Fuzzy adaptive fault tolerant IGC method for STT missiles with time-varying actuator faults and multisource uncertainties

This paper studies the integrated guidance and control (IGC) problem for a class of skid-to-turn (STT) missiles subjected to rapidly changing actuator failures and coupled multisource uncertainties. Meanwhile, during interception, the target is allowed to possess unknown and changeable maneuver accelerations. By analyzing the dominating factors in the IGC system, a nonlinear uncertain strict-feedback system suffering from matched and mismatched uncertainties is utilized to describe the IGC dynamics. Furthermore, for each subsystem, the control gain functions and their boundaries are assumed unknown, which make it difficult to design the controllers.
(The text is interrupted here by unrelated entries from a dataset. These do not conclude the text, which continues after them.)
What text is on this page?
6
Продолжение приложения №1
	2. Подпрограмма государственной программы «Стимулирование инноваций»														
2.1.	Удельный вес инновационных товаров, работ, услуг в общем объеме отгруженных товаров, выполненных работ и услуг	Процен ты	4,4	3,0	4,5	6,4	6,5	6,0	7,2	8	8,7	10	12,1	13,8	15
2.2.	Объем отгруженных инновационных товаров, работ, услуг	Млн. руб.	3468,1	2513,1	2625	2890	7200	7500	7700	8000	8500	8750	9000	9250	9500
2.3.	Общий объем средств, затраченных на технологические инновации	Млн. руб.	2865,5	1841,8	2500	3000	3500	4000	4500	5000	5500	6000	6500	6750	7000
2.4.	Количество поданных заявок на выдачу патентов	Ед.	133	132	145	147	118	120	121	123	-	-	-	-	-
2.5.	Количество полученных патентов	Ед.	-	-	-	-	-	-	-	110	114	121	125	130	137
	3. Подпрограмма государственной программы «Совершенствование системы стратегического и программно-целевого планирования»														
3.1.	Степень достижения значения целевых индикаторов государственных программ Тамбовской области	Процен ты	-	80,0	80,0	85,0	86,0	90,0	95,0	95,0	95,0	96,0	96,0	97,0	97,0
By using a hyperbolic tangent function and estimating the bounds of the lumped disturbances, the time-varying multisource uncertainties can be handled. To compensate the unknown nonlinearities existing in the IGC system, several fuzzy logic systems are established. Furthermore, a number of reciprocal adaptive laws are developed such that unwanted effects caused by the unknown control gain functions and changing actuator gain faults can be surmounted. As a result, a novel fault tolerant IGC structure is constructed and satisfactory hit-to-kill interception performance can be obtained. Finally, the numerical simulations are provided to verify the validity and advantage of the proposed method.